What are mouthing and mock biting?
I’m trying to understand what mouthing and mock biting mean. Here is the context — it describes a monkey reconciliation behavior:
After a fight, stump-tailed macaques have ritualized reconciliation behaviors: the subordinate presents his rump to the dominant individual that acknowledges the gesture. The dominant male may embrace and kiss the subordinate, which will respond with “teeth chattering” and “lip smacking,” both signs of submission. Finally, the subordinate offers a hand to the dominant individual who will softly mouth or “mock bite” the hand. After this interaction, the bond is purportedly restored and the dominance hierarchy is reinforced (de Waal 1993; Srivastava 1999).
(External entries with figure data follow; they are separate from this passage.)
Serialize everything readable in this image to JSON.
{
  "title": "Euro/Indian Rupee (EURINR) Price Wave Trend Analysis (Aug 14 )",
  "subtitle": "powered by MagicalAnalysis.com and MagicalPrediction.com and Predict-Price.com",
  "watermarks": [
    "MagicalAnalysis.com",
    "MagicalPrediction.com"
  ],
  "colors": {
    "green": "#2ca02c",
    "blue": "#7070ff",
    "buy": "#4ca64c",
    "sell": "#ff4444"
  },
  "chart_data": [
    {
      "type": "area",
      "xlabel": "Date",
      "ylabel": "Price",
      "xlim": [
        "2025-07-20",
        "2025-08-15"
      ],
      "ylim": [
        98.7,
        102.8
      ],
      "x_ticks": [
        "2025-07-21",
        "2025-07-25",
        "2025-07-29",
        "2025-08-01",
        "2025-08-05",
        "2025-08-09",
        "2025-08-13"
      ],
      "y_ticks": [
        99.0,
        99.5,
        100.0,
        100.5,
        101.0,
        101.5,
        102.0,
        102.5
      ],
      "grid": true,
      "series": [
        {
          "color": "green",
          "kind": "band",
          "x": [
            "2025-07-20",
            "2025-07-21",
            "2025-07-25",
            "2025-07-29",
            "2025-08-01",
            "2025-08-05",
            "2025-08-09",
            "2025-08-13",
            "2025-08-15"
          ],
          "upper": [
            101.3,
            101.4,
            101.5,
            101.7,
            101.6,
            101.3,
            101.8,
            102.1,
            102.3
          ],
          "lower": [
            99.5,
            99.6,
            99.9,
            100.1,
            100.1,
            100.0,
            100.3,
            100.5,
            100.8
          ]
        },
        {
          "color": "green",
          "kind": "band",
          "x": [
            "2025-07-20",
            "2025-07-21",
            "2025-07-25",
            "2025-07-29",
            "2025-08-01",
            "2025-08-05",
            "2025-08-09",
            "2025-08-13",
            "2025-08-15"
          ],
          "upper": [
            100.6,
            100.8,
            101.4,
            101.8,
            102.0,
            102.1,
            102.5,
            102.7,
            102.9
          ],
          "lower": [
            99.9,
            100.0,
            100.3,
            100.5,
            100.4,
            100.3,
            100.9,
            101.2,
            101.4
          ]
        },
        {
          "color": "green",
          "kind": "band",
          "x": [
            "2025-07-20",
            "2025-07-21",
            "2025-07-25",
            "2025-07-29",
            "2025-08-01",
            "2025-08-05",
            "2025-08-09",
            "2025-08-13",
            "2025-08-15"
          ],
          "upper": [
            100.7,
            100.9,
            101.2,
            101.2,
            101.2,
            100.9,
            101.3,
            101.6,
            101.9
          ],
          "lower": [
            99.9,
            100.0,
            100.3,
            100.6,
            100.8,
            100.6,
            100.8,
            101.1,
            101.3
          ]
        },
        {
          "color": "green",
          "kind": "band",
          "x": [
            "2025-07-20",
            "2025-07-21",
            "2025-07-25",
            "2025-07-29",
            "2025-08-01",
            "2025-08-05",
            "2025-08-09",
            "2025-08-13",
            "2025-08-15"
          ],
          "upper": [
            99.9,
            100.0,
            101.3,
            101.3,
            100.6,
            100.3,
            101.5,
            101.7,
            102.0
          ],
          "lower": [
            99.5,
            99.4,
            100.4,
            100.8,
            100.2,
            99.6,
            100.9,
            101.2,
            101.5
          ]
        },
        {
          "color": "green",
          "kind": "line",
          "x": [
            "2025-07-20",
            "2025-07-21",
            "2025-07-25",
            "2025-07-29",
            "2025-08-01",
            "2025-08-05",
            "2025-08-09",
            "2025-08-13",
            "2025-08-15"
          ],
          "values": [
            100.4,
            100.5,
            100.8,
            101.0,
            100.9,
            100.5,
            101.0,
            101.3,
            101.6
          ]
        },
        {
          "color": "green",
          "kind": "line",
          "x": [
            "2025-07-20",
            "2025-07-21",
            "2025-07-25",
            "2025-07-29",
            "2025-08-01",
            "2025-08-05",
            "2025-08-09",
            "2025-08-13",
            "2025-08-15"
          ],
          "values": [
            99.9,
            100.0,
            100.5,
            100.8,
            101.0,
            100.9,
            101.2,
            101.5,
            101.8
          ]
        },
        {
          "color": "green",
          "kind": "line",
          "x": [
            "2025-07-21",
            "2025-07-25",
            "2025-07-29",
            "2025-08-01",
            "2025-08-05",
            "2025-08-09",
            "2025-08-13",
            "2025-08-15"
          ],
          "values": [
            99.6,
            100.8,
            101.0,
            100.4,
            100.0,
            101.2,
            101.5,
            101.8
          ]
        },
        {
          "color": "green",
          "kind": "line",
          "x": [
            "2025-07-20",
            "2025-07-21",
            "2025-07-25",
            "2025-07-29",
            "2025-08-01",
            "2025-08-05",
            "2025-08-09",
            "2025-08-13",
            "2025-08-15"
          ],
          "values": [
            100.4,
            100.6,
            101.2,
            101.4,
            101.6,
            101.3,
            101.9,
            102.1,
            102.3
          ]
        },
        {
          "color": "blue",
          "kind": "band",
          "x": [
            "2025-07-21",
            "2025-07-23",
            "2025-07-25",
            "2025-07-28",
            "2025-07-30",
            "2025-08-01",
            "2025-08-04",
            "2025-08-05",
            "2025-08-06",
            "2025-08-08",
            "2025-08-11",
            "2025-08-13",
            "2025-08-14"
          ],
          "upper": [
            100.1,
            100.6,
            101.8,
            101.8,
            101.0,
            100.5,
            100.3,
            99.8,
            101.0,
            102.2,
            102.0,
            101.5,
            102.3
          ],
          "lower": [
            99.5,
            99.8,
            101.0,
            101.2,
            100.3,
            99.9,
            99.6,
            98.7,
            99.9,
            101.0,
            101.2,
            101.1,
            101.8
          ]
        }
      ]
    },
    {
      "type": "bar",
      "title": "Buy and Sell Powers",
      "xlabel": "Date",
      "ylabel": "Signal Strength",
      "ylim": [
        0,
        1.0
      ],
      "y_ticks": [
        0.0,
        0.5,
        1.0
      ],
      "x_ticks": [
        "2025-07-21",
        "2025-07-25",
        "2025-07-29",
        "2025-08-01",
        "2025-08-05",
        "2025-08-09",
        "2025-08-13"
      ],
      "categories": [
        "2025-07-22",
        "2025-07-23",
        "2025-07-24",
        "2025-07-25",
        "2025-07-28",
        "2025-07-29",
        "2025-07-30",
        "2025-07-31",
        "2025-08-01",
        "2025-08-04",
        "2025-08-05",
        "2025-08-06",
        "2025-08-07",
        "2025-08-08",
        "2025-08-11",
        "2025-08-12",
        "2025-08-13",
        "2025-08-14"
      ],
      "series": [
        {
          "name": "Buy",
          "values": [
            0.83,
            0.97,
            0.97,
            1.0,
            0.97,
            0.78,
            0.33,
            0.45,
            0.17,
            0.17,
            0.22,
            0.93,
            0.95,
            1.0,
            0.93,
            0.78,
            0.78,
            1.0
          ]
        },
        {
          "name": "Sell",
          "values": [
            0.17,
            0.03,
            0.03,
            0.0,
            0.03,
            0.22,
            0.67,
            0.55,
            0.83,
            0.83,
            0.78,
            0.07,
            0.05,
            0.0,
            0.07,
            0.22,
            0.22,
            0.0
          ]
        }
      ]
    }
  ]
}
Source: Primate Fact Sheet on the Stump-tailed macaque (Macaca arctoides) at http://pin.primate.wisc.edu/factsheets/entry/stump-tailed_macaque/behav
Since the question has been downvoted and put on hold, maybe because it sounds too obvious to native English speakers, it might be useful to add that:
- I did not find anything about these expressions.
- When translated word-by-word into French, neither expression makes any sense.*
I therefore surmise that since a direct calque into French makes no sense for these terms, they must have some special non-literal/idiomatic meaning that is greater than the sum of their individual words.
The closest I can find in French for mock bite seems to be mordiller, meaning a serie of gentle bites. I could make out the sense, though I have never seen any simians (like a chimpanzee ape or a macaque monkey) doing that.
To mouth seems to mean in this context “to put one’s hand in one’s mouth” but I doubt that applies here in the case because a macaque’s hand is quite big.
* As an aside, if anyone happens to know a good French equivalent for these terms, whatever they really mean in English, I'd be very interested to learn these. But I can’t translate these into French until I learn what they actually mean in English.